Poète descriptif : je ne suis pas bien sûr que M. Bouilhet accepte comme un compliment cette qualification, et cependant n’a-t-il pas dit à son insu le secret de son talent dans cette petite pièce de Festons et Astragales, où il avoue que la nature lui semble belle par elle-même, qu’elle ne doit rien de sa beauté aux illusions admiratives, aux souvenirs charmans ou amers du poète qui promène au milieu de ses paysages ses rêveries et ses passions ? Cet aveu naïf et très résolument exprimé dans la petite pièce en question est la confirmation par le poète lui-même de l’opinion que nous avons exprimée sur son compte : jamais poète lyrique pur et poète dramatique de naissance ne voudraient consentir à voir dans la nature autre chose que les emblèmes des sentimens qui les agitent, que les décors admirables des drames qu’ils veulent développer, ou le théâtre au milieu duquel se sont déroulés les amours, les haines et les souffrances d’acteurs humains mémorables ou inconnus. M. Bouilhet a donc pour la nature une admiration désintéressée de toute préoccupation personnelle, qui lui permet de la contempler sans diviser son attention. Qu’il applique cette faculté très particulière à la reproduction de quelques-uns des grands aspects de la nature ou à l’expression poétique de quelqu’une de ses grandes lois. Le remarquable poème des Fossiles est un gage certain du succès qui l’attend, s’il tente cette entreprise sérieusement, avec intrépidité et confiance.

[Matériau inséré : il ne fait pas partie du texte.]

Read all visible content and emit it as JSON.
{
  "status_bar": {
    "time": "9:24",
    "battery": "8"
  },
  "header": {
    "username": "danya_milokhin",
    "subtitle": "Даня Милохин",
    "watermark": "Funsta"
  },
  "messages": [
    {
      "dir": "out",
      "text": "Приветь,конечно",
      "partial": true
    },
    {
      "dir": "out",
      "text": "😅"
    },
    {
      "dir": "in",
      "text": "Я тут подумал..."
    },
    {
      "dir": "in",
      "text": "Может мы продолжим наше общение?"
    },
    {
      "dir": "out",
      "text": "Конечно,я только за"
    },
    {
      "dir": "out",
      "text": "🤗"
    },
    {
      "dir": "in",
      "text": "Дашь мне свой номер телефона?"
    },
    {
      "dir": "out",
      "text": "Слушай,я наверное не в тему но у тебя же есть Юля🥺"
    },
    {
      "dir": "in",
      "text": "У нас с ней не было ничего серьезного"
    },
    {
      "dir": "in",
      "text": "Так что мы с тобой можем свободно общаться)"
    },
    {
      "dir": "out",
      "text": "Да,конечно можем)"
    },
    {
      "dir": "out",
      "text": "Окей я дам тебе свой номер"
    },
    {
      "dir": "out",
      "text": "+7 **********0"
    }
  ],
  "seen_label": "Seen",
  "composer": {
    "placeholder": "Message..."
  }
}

Lorsque le poète s’est dirigé vers le théâtre, ce lyrisme descriptif l’a suivi avec fidélité et a refusé de le quitter. Il est vrai de dire que le poète n’a pas fait de bien vifs efforts pour s’en débarrasser, et que très probablement il a compté au contraire sur son appui pour conquérir le succès qu’il cherchait. Dans un temps où le réalisme et la prose ont envahi la scène et ont lassé même les imaginations les moins rebelles à la vulgarité, la poésie, sous quelque forme qu’elle se présente, à quelque heure qu’elle arrive, sera certainement la bien-venue. Sa visite ne pourra manquer de faire plaisir, puisqu’elle jettera une diversion dans l’entretien monotone que nous poursuivons avec le prosaïque théâtre contemporain, et nous fera oublier pendant quelques heures l’assiduité importune de cet hôte sans façons qui s’est installé si familièrement dans la littérature moderne, et qui refuse de quitter la place. L’entreprise de M. Bouilhet a été récompensée. Ceux même qui blâment l’emploi intempestif et intempérant de la poésie au théâtre n’ont pas songé à lui reprocher trop durement ses écarts, ses fantaisies et ses infractions aux règles nécessaires de l’art dramatique. Ses drames ont plu comme plaisent les nobles étourderies d’un esprit élevé, comme plaisent les courageux efforts d’une imagination dévouée à la cause de l’art, et qui relève une glorieuse bannière poétique qu’on croyait désormais abandonnée.